Let $d_1$ be the first metric and $d_2$ be the second one.

Conceptual proof: Thinking of $\inf_{y \in Y} d(x,y)$ as the distance from $x$ to $Y$, $\sup_{x \in X} \inf_{y \in Y} d(x,y)$ represents the farthest point of $X$ from $Y$. Thus, $d_1(X,Y)$ gives the greatest distance a point can have from the other set. $d_2(X,Y)$ represents the smallest amount we can increase both sets to include the other. These two should clearly be equal.


Rigorous proof: We first show $d_1 \le d_2$. Take $\epsilon \ge 0$ so that $X \subseteq Y_\epsilon$ and $Y \subseteq X_\epsilon$. We show $d_1(X,Y) \le \epsilon$, and then it will follow $d_1(X,Y) \le d_2(X,Y)$. By symmetry, we show $\sup_{x \in X}\inf_{y \in Y}d(x,y) \le \epsilon$. So it suffices to show $\inf_{y \in Y}d(x,y) \le \epsilon$ for each $x \in X$. But for any $x \in X$, $x \in Y_\epsilon$, so there is some $y \in Y$ for which $d(x,y) \le \epsilon$, as desired.

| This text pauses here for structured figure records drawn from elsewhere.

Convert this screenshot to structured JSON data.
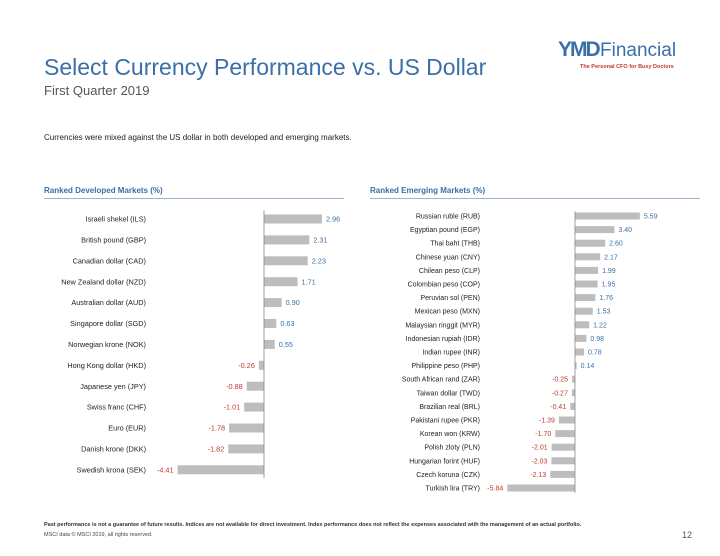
{
  "header": {
    "title": "Select Currency Performance vs. US Dollar",
    "subtitle": "First Quarter 2019",
    "intro": "Currencies were mixed against the US dollar in both developed and emerging markets."
  },
  "logo": {
    "brand_prefix": "YMD",
    "brand_name": "Financial",
    "tagline": "The Personal CFO for Busy Doctors"
  },
  "colors": {
    "accent": "#3a6fa8",
    "bar": "#bdbdbd",
    "positive": "#3a6fa8",
    "negative": "#c0392b"
  },
  "chart_data": [
    {
      "type": "bar",
      "orientation": "horizontal",
      "title": "Ranked Developed Markets (%)",
      "categories": [
        "Israeli shekel (ILS)",
        "British pound (GBP)",
        "Canadian dollar (CAD)",
        "New Zealand dollar (NZD)",
        "Australian dollar (AUD)",
        "Singapore dollar (SGD)",
        "Norwegian krone (NOK)",
        "Hong Kong dollar (HKD)",
        "Japanese yen (JPY)",
        "Swiss franc (CHF)",
        "Euro (EUR)",
        "Danish krone (DKK)",
        "Swedish krona (SEK)"
      ],
      "values": [
        2.96,
        2.31,
        2.23,
        1.71,
        0.9,
        0.63,
        0.55,
        -0.26,
        -0.88,
        -1.01,
        -1.78,
        -1.82,
        -4.41
      ],
      "xlim": [
        -4.41,
        2.96
      ]
    },
    {
      "type": "bar",
      "orientation": "horizontal",
      "title": "Ranked Emerging Markets (%)",
      "categories": [
        "Russian ruble (RUB)",
        "Egyptian pound (EGP)",
        "Thai baht (THB)",
        "Chinese yuan (CNY)",
        "Chilean peso (CLP)",
        "Colombian peso (COP)",
        "Peruvian sol (PEN)",
        "Mexican peso (MXN)",
        "Malaysian ringgit (MYR)",
        "Indonesian rupiah (IDR)",
        "Indian rupee (INR)",
        "Philippine peso (PHP)",
        "South African rand (ZAR)",
        "Taiwan dollar (TWD)",
        "Brazilian real (BRL)",
        "Pakistani rupee (PKR)",
        "Korean won (KRW)",
        "Polish zloty (PLN)",
        "Hungarian forint (HUF)",
        "Czech koruna (CZK)",
        "Turkish lira (TRY)"
      ],
      "values": [
        5.59,
        3.4,
        2.6,
        2.17,
        1.99,
        1.95,
        1.76,
        1.53,
        1.22,
        0.98,
        0.78,
        0.14,
        -0.25,
        -0.27,
        -0.41,
        -1.39,
        -1.7,
        -2.01,
        -2.03,
        -2.13,
        -5.84
      ],
      "xlim": [
        -5.84,
        5.59
      ]
    }
  ],
  "footer": {
    "disclaimer": "Past performance is not a guarantee of future results. Indices are not available for direct investment. Index performance does not reflect the expenses associated with the management of an actual portfolio.",
    "source": "MSCI data © MSCI 2019, all rights reserved.",
    "page_number": "12"
  }
}
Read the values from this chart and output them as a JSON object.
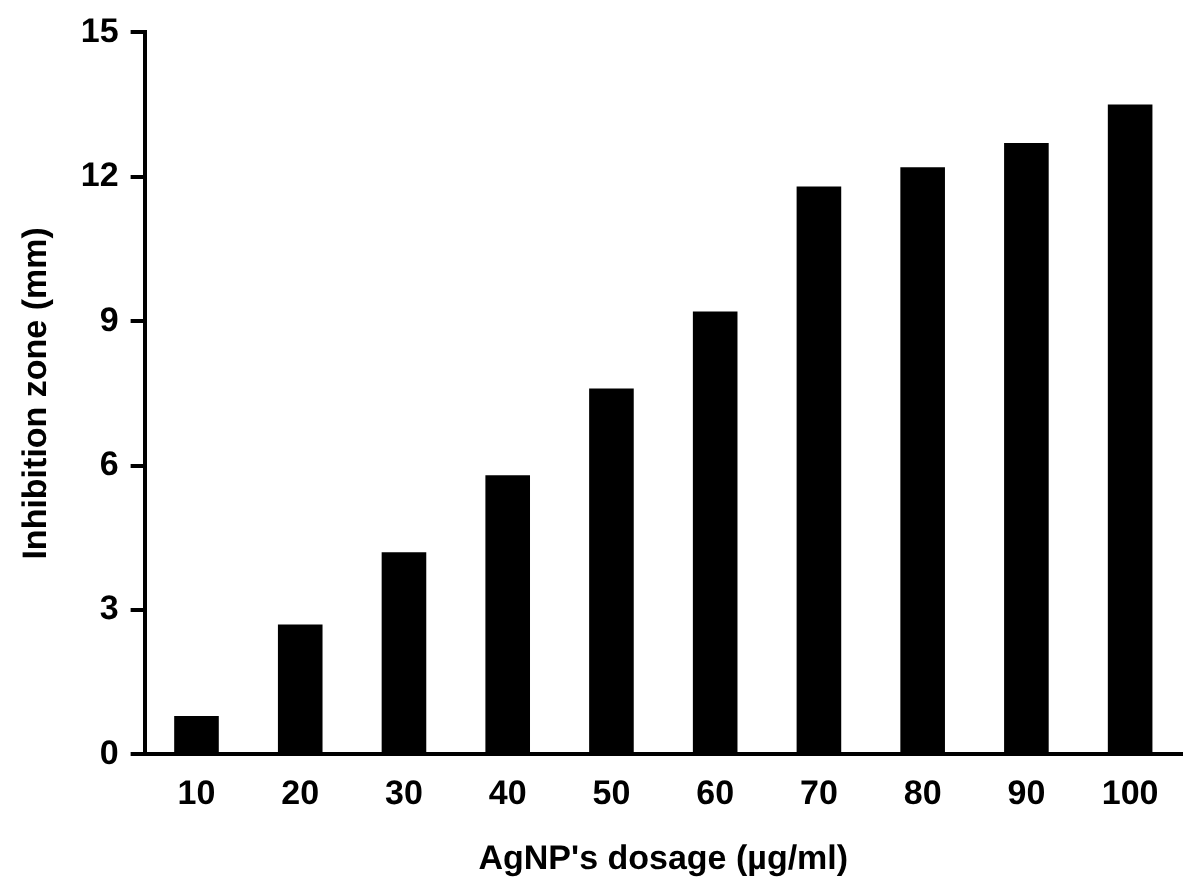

Now we show $d_2 \le d_1$. Let $\epsilon = d_1(X,Y)$. It suffices to show $X \subseteq Y_{\epsilon+\alpha}$ and $Y \subseteq X_{\epsilon+\alpha}$ for every $\alpha > 0$ (since then $d_2 \le d_1+\alpha$ for every $\alpha \ge 0$). By symmetry, we just prove the first inclusion. Take $x_0 \in X$. Since $\sup_{x \in X}\inf_{y \in Y} d(x,y) \le d_1(X,Y) = \epsilon$, we see $\inf_{y \in Y} d(x_0,y) \le \epsilon$ and so there is some $y \in Y$ for which $d(x_0,y) \le \epsilon+\alpha$ (this is why we needed the $\alpha$: just because an $\inf$ is $\le \epsilon$, doesn't mean there is some element with distance $\le \epsilon$). Therefore, $x \in Y_{\epsilon+\alpha}$, as desired.